Cuando la empresa tiene pérdidas económicas con anterioridad a la pandemia, pero el coronavirus ha sido “la puntilla final”, la patronal sí podrá despedir, porque en caso contrario sería como sancionar a aquellos empresarios que intentaron esforzarse por continuar. Así lo recoge el Juzgado de lo Social nº 31 Barcelona, en Sentencia 59/2021, de 5 Feb.

No es improcedente un despido cuando la empresa pone todos los medios a su alcance para superar el bache por el que ya estaba pasando, y pese a ello no puede superar por acrecentarse sus pérdidas como consecuencia del COVID19.

Esta es la conclusión a la que ha llegado este juez de Barcelona. Para él, al igual que antes de febrero de 2019 (antes de conocerse la pandemia y sus consecuencias) un empresario podía despedir por causas económicas demostradas y era totalmente lícito y procedente, igualmente debe acaecer en un supuesto como el que se está dilucidando ahora. Y es que una empresa de hostelería decide realizar un despido colectivo en marzo de 2020, pero ya desde ejercicios anteriores se arrastraban pérdidas. Durante todo este lapso temporal ha intentado mantener su actividad y el empleo de los trabajadores, hasta que se ha visto abocada de forma inevitable al cierre por el coletazo dado tras la crisis sanitaria que ha afectado gravemente al sector hostelero.

La sentencia subraya que declarar la improcedencia de los despidos sería sancionar el intento de continuar con la actividad pese a las pérdidas y el haber sufrido además el impacto del COVID19 en su actividad. ¿Se debe sancionar a los empresarios que hayan luchado por continuar abiertos hasta el desmayo?

En el caso, la crisis sanitaria fue la «puntilla» para una empresa que ya arrastraba niveles de pérdidas absolutamente insostenibles. Por tanto, el coronavirus fue una causa más o, si se quiere, la última causa, pero no la más importante.

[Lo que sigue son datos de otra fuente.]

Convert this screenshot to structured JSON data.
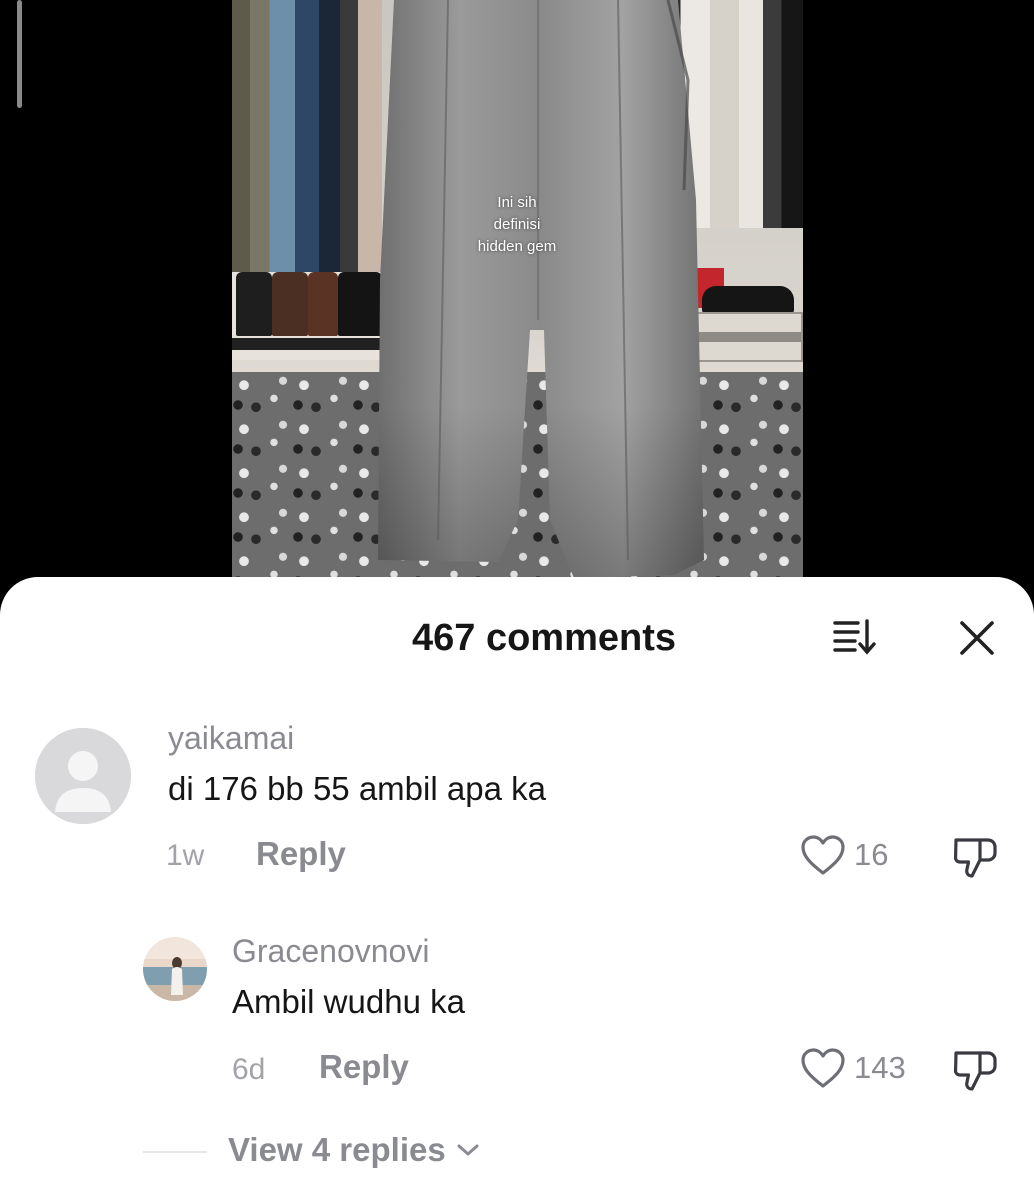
{
  "video": {
    "caption": "Ini sih\ndefinisi\nhidden gem"
  },
  "comments_sheet": {
    "title": "467 comments",
    "sort_icon": "sort-icon",
    "close_icon": "close-icon",
    "comments": [
      {
        "username": "yaikamai",
        "text": "di 176 bb 55 ambil apa ka",
        "time": "1w",
        "reply_label": "Reply",
        "likes": "16",
        "avatar": "default-avatar"
      },
      {
        "username": "Gracenovnovi",
        "text": "Ambil wudhu ka",
        "time": "6d",
        "reply_label": "Reply",
        "likes": "143",
        "avatar": "beach-photo-avatar"
      }
    ],
    "view_replies_label": "View 4 replies"
  },
  "colors": {
    "text_primary": "#161616",
    "text_secondary": "#8a8b91",
    "sheet_background": "#ffffff",
    "video_background": "#000000"
  }
}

La empresa arrastraba pérdidas desde hacía al menos 5 ejercicios, y su la situación preconcursal era de claro riesgo de concurso de acreedores y además de liquidación inmediata.

Y aunque anteriormente se había tramitado un ERTE por fuerza mayor derivada del COVID19, las causas de este despido colectivo han sido causas económicas, técnicas y organizativas.

Descarta también el Juzgado que por aplicación de la DA6ª del RD 8/2020, la infracción del compromiso de mantenimiento de empleo debe conducir a la declaración de improcedencia porque la consecuencia perjudicial de esa infracción no es la declaración de improcedencia sino, únicamente, la devolución de las cuotas, y a mayores, en el caso, la empresa afirma que no hizo uso de la excepcional exoneración de cuotas.

No obstante, sí estima la demanda en relación a uno de los trabajadores porque respecto a él, se pactó con meridiana claridad una prioridad de permanencia, – una mejora social, a los trabajadores que tengan cumplidos en el momento de la firma del presente acuerdo 55 o más años, cuyos contratos se mantendrían vigentes-, que no fue respetada ni explicado en la carta de despido porqué no se había respetado, por ejemplo alegando la imposibilidad de colocar al trabajador en otro centro.

En conclusión, todos los despidos impugnados han sido válidos a excepción de uno de ellos que debía calificarse como nulo. Pero en la medida en que el trabajador ha optado por limitar su pretensión a la improcedencia, no se puede ir más allá de lo pedido, y el Juzgado declara la improcedencia de este despido.